Die Wissenschaft schreitet niemals nur vorwärts. Ein echter Wissenschaftler erlebt Herausforderungen in der Forschung zusammen mit anderen akademischen Auseinandersetzungen, die üblich sind und auch mir passierten. Mit solchen Hürden lernt man jedoch, alternative Routen zu entwickeln und dadurch die Fähigkeiten zur Problemlösung zu verbessern.

Welche Massnahmen ergreifen Sie als Professorin, um den wissenschaftlichen Nachwuchs (insbesondere Frauen) an Ihrem Institut zu fördern?

Meines Wissens bin ich die erste Professorin in der gesamten Geschichte des Zentrums für Zahnmedizin der Universität Zürich. Ich denke das spricht für sich. Akademische Beförderungen sollten an der akademischen Leistung jedes Einzelnen gemessen werden. Trotzdem sage ich Kolleginnen, dass das Thema Geschlecht sie nicht entmutigen darf, sich für eine akademische Laufbahn zu engagieren und dass sie nicht zögern sollten, wenn sich ihnen Möglichkeiten bieten für eine akademische Karriere.

Welche Tipps geben Sie einer Jungforscherin auf den Weg, die eine akademische Karriere ins Auge fasst?

Ich sage den jungen Forschern, dass die akademische Laufbahn die folgenden Voraussetzungen erfordert: Engagement, Disziplin, Ehrlichkeit, gute zeitliche und strategische Planung. Ich rate ihnen auch, an ihrer persönlichen Entwicklung zu arbeiten und zu lernen, ihre Beobachtungsfähigkeiten zu verbessern, indem sie sich anderen Umgebungen als der akademischen aussetzen.

Ist es aus Ihrer Sicht eine Herausforderung die Balance zwischen Forschung/der praktischen Arbeit in der Klink und der Familie/dem Privatleben zu halten?

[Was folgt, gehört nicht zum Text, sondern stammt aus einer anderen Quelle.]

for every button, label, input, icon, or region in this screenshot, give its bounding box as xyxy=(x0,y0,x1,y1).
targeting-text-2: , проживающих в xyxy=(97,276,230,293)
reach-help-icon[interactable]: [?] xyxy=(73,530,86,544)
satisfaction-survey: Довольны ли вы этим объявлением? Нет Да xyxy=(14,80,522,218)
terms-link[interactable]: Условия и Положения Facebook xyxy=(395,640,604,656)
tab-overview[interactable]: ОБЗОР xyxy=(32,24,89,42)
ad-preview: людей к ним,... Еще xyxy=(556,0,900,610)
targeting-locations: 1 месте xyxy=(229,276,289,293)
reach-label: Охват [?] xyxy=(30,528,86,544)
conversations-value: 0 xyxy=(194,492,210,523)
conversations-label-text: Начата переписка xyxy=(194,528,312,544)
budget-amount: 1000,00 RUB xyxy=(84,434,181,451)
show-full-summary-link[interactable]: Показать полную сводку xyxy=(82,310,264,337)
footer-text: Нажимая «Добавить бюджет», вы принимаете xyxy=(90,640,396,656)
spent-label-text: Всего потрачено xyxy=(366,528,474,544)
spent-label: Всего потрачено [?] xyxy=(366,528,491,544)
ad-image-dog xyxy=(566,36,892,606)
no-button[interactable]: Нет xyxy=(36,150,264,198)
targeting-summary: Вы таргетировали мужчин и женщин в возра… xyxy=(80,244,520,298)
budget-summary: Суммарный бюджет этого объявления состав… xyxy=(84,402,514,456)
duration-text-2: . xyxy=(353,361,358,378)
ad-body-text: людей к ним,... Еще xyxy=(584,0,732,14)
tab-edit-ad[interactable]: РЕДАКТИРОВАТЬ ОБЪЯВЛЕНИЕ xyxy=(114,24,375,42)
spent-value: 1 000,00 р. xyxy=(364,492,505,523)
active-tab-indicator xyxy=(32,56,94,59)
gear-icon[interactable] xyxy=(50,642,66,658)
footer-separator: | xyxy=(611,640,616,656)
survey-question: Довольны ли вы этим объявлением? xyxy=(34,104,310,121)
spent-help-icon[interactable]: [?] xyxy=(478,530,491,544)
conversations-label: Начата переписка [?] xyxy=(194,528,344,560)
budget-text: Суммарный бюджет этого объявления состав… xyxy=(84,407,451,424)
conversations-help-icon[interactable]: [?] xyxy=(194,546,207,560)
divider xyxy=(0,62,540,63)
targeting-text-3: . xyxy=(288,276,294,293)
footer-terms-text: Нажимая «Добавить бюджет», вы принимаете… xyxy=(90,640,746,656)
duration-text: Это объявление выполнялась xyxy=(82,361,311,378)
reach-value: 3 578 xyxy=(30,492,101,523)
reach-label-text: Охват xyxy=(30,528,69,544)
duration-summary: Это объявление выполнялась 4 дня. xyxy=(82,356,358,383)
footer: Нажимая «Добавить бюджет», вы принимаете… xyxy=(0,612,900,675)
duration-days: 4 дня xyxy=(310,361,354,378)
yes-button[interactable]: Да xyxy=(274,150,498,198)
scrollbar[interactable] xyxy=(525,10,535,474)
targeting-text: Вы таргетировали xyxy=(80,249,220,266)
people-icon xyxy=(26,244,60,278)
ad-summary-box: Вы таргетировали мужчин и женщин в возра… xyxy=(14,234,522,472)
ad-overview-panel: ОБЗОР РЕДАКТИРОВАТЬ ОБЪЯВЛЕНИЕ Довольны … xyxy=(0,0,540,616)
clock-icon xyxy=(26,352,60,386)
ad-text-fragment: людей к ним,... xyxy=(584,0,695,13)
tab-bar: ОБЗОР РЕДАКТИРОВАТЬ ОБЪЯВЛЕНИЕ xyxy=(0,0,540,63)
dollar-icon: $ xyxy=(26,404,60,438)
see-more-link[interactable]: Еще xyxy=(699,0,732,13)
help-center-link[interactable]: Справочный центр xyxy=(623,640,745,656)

Wie gehen Sie damit um?

Es gibt Zeit für alles im Leben, sei es für Forschung, klinische Aktivitäten oder das Privatleben. Man muss jedoch die Tatsache akzeptieren, dass die Intensität für jeden Aspekt über die Lebenszeit variieren kann und die Zeit, die hierfür aufgewendet wird, im Tagesablauf möglicherweise nicht gleichmässig verteilt ist. Ich persönlich brauche auch vereinzelt Zeit, mich mit Themen zu befassen, die mich beschäftigen, um mein inneres Gleichgewicht zu finden, meine Kreativität und Motivation zu fördern, damit ich über andere Personen reflektieren kann, mit denen ich arbeite oder mit denen ich interagiere.